小美一直在旁邊安安靜靜地待著,江綾剛才沒讓它出手,就是想將它當作自己的底牌,萬一出現什麼突發狀況,也好應對。
好在魏綺梅空有修為和法寶,根本沒什麼從容的應敵手段。
休息了幾個時辰,江綾就拜別了執法堂師兄,向著江家去。
那師兄看著她離開的背影,跟身邊人講了今天的事,搖搖頭說:「那位峰主也太殘忍了,竟然讓這樣一個嬌滴滴的師妹幹這種事,我看著都於心不忍。」
身邊的人嘖了兩聲:「這位師妹倒也真是厲害,竟然能取下築基修士的性命,若是真到了築基期,不知要何等逆天了。」
江綾出了執法處,兩個時辰過後,就到了江家門外。
這會兒天已經黑了,江家卻還是亮如白晝,她看著江家高大的朱門,在陰影里站了一會兒,摸到自己熟悉的地方,翻過高牆進入院子。
江綾剛來的時候,還是滿心新奇的。她剛從貧瘠閉塞的小山村出來,頭一次在天上飛,頭一次見到比前世還要亮堂的夜晚,只覺得整個世界都被顛覆了。
後來……
江綾翻進當初自己住的院子,見屋門已經被封了起來。她穿過拱門出去,走在石子路上,倒也沒看見多少人。
夜晚就算再亮堂,修士也總是習慣在白天活動。像幾年前那樣連夜出來抓她的情況,還真是不常見。

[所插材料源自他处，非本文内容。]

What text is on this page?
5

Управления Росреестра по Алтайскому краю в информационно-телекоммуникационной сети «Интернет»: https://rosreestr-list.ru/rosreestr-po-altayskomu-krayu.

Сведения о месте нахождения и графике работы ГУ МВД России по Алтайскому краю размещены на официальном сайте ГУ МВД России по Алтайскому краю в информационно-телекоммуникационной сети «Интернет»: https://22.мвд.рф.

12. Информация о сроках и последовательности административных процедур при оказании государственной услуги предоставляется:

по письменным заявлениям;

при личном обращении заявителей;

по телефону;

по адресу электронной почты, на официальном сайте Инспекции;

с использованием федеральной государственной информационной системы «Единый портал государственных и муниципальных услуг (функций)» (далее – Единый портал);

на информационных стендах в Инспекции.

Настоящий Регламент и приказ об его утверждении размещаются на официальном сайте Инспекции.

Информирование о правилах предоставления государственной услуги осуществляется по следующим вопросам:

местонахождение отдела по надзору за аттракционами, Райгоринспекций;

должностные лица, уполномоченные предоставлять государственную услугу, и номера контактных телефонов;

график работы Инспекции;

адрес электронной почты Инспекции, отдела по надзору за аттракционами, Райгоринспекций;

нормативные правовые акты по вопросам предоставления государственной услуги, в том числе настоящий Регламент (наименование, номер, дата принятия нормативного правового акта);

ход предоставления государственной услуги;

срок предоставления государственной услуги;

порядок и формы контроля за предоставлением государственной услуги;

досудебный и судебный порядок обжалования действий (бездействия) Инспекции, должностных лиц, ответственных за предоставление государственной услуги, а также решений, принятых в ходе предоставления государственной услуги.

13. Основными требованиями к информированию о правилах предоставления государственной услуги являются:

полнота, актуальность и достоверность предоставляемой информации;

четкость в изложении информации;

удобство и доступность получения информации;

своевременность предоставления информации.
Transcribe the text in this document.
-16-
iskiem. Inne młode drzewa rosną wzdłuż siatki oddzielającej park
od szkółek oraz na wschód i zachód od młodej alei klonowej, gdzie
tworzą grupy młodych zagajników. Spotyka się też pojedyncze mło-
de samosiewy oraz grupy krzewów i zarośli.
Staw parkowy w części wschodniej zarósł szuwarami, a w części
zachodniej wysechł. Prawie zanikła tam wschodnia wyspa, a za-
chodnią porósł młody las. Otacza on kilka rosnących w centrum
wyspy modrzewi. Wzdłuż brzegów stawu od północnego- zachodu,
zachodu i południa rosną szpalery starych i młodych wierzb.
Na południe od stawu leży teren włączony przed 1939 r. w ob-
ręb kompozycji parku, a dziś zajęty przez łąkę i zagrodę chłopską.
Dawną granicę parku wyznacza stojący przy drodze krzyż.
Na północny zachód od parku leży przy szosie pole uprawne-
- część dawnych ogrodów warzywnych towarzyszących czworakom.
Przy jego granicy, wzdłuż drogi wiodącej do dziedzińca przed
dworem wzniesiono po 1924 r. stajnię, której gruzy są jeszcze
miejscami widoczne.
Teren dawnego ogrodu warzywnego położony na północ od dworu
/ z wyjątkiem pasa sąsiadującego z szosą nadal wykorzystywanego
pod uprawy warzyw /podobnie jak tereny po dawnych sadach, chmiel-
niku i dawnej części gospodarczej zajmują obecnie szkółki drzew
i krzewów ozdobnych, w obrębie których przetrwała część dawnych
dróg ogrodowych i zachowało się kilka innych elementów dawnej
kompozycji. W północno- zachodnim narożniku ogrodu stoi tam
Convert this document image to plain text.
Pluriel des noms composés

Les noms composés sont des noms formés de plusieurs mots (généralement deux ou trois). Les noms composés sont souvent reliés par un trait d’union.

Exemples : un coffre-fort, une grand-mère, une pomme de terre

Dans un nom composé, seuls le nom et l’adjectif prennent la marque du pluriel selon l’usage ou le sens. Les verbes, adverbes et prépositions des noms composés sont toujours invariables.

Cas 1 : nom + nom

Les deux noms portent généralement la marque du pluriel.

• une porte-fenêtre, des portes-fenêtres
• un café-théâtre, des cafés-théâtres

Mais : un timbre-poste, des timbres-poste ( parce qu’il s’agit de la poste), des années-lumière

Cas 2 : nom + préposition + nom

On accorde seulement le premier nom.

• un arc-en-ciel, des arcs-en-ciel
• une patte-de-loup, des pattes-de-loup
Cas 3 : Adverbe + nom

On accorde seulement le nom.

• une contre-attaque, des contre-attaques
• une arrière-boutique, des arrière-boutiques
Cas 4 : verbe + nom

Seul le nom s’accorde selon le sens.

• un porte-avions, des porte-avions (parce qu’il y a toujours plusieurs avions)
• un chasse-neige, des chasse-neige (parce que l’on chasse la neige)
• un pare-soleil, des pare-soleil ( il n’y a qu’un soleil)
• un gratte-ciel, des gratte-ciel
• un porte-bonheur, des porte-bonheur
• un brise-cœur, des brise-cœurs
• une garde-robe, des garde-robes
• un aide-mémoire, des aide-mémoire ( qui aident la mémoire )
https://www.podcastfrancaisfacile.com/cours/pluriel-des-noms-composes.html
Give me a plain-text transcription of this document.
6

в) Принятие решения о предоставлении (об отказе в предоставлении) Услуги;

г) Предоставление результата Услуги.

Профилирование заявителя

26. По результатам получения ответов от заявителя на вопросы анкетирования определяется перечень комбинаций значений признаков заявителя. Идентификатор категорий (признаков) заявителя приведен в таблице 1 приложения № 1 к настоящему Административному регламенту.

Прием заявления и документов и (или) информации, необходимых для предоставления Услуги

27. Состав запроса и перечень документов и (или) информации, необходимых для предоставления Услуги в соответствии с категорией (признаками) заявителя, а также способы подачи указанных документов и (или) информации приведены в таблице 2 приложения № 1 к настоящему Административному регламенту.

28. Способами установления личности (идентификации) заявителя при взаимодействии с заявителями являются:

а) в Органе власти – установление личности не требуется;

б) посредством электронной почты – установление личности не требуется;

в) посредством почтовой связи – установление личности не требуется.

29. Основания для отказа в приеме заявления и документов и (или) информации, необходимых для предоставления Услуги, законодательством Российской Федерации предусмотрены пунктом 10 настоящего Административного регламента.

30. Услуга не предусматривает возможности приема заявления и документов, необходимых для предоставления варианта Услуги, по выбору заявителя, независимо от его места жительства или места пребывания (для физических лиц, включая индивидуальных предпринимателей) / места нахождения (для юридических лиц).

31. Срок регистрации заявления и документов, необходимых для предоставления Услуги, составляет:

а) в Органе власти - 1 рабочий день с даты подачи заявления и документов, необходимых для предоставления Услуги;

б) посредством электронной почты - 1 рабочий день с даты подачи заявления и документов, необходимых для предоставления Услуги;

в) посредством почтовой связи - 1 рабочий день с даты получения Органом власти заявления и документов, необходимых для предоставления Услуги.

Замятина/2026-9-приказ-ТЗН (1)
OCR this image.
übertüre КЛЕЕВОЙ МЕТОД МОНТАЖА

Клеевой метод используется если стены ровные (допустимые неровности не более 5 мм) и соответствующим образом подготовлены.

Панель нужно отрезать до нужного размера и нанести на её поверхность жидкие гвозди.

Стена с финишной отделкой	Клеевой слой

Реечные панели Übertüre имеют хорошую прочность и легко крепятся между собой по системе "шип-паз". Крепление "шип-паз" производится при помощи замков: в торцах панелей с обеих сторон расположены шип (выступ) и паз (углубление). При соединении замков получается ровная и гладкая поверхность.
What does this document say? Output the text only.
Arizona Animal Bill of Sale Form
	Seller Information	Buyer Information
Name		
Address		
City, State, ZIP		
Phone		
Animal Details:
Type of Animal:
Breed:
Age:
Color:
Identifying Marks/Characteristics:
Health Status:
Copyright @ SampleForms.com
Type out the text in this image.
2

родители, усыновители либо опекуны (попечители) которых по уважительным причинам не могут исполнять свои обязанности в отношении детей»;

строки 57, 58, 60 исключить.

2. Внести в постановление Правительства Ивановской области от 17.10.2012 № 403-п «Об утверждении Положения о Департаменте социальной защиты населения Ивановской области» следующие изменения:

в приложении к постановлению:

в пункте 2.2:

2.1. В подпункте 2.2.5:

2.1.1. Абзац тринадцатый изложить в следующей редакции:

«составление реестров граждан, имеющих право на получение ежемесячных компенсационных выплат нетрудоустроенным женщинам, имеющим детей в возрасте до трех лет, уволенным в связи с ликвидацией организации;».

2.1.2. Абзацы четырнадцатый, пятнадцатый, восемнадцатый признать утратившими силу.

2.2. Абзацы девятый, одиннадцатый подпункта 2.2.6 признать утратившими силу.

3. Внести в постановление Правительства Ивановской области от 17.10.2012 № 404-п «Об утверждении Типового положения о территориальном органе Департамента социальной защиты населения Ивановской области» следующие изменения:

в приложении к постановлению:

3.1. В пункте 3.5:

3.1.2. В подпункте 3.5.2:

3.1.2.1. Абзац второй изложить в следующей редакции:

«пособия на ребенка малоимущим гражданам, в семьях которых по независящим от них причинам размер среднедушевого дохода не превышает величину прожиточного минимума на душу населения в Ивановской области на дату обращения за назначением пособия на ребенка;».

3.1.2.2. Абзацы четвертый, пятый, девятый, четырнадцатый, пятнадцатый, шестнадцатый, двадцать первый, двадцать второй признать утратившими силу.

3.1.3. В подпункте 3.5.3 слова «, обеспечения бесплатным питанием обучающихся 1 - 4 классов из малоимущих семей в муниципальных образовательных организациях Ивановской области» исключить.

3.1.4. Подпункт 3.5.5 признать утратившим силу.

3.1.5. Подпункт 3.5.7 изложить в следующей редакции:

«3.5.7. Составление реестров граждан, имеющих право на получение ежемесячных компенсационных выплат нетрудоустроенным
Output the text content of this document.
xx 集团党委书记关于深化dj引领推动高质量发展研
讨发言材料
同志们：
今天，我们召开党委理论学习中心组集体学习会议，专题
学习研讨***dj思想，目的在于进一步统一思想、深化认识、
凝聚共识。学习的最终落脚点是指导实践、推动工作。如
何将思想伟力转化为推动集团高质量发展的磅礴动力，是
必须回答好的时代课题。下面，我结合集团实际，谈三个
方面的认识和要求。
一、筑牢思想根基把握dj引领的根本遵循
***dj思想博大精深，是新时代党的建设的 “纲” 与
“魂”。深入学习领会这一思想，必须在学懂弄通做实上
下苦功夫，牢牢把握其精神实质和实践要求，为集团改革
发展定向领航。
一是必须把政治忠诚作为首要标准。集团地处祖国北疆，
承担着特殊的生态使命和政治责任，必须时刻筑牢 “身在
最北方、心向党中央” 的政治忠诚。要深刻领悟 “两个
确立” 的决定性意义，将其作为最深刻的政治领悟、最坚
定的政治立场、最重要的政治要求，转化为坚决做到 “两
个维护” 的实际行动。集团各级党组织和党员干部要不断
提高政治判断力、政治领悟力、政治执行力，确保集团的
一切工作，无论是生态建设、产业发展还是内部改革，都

江綾走到一條路上,身後是當初那道很氣派的石拱門。她在這兒停下來,跟身旁的小美說:「就是這裡。當初我還沒有修為,那個自稱我爹的人差點用威壓把我震廢,由著別人侮辱我。」
江綾其實是個很記仇的人,否則也不會留下心障,影響她進階。當初的場景還清晰地刻在她的腦子裡,她記得自己趴在這片地上,像攤爛泥一樣,完全沒有反抗的力氣。
最終她沒死,她回來了。
小美沒有爹媽,雖然聽不懂她在講什麼,感知到她的情緒之後,還是用大葉子撫了撫她的手。
江綾彎了彎唇角。
她的話說完之後,不遠處的一處圍牆後面,有個人面色複雜的走了出來。
江家畢竟不是什麼能由人隨便進的地方,方才江綾剛進來,江月華就察覺到了。
他語氣沉沉地說:「這麼多年過去了,你怎麼還記仇?」
又說:「不管發生了什麼事,我還是你爹,以前的事既往不咎,回江家吧。」
江綾拜入棲雲峰的事已經傳遍了江家,因此,他不想把事情處理得太難看,也不敢,哪怕老二說英傑是被她殺的。
她現在,已經完全不是能讓人隨便拿捏的身份了。
二房的兩個孩子已經沒了,婉柔植入純淨度不高的火靈根後,修為大跌,還在臥床修養,眼下江綾若是能回來,江家就還是有希望的。
她畢竟是老祖宗看上的人。
江綾聽完他的話,只是冷笑了一聲:「算起來我才是受害者,咎不咎可由不得你說,況且你只是睡了個女人,就跳出來說是我爹,未免也太占便宜了。」
江月華聽著她大逆不道的話,臉色一沉,氣得捏起了拳頭:「那你回來幹什麼!」
話音未落,身周已經變幻了景色,他剛才只顧著說話,竟然沒注意江綾耍的小手段,況且她如今築基未到,他根本沒想到她會有這麼大的膽量。